TRENTON, NJ, July 3, 2015 (LifeSiteNews) – Chris Christie is not known for nuance. This time, he has turned his fiery personality loose on county clerks and other officials who have religious objections to performing same-sex “marriages.”
In a tone usually reserved for busting teachers' unions, Christie told clerks who hold traditional values, “You took the job, and you took the oath.” He would offer no exemption for an individual whose conscience would not allow him to participate in a union the vast majority of the world's religions deem sinful.
“When you go back and re-read the oath it doesn’t give you an out. You have to do it,” he said.
He told a reporter that there “might” be “individual circumstances” that “merit some examination, but none that come immediately to mind for me.”
“I think for folks who are in the government world, they kind of have to do their job, whether you agree with the law or you don’t,” the pugnacious governor said.
Since the Supreme Court voted 5-4 to legalize homosexual “marriage” last Friday, elected officials have grappled with how to safeguard the rights of those who have deeply held religious beliefs that would not allow them to participate in such a ceremony.
Christie's response differs markedly from other GOP hopefuls' responses to the Supreme Court ruling.

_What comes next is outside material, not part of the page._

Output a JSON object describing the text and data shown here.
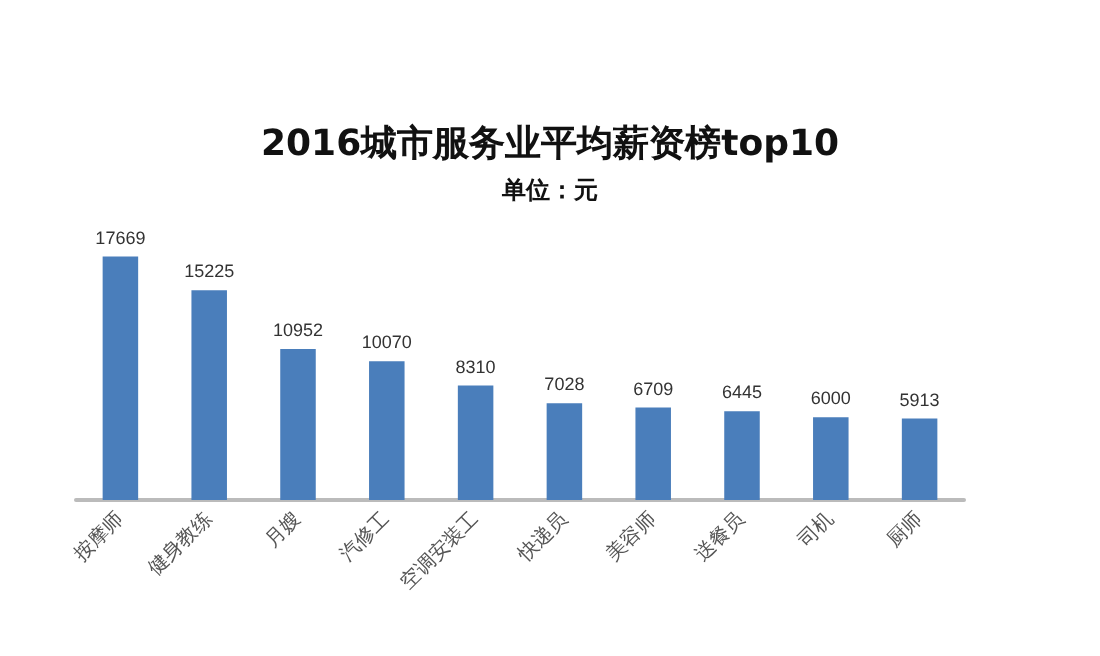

Mike Huckabee, for instance, has specifically said that clerks should have conscience rights. Louisiana Gov. Bobby Jindal signed an executive order granting such rights and ordered clerks to wait until a pending court case was fully adjudicated before any clerk issues a marriage license to a homosexual couple.
Christie gave up a legal appeal after a superior court judge struck down his state's voter-approved constitutional marriage protection amendment. New Jersey is the only state where such a low court overturned the will of the voters.
The decision to ignore conscience rights adds to the growing number of Christie's positions that give conservatives pause.
The natural locus of support for a Christie 2016 presidential run is the Republican's socially liberal donor class, for personal as well as political reasons. His wife works on Wall Street, and some of the GOP's high-dollar donors – including Paul Singer – have courted Christie for years.
However, this year Jeb Bush, Marco Rubio, and to a lesser degree Scott Walker have eclipsed Christie as the preferred candidates of the boardroom donors – who sometimes prefer Democrats to Republicans.
Christie also used language during a speech before the Republican Jewish Coalition last year, which concerned some major GOP donors.
Christie is reportedly spending this weekend with Mitt Romney and his family at Romney's New Hampshire home. Romney declined to enter the 2016 race himself and may be able to open his donor list to Christie's struggling campaign.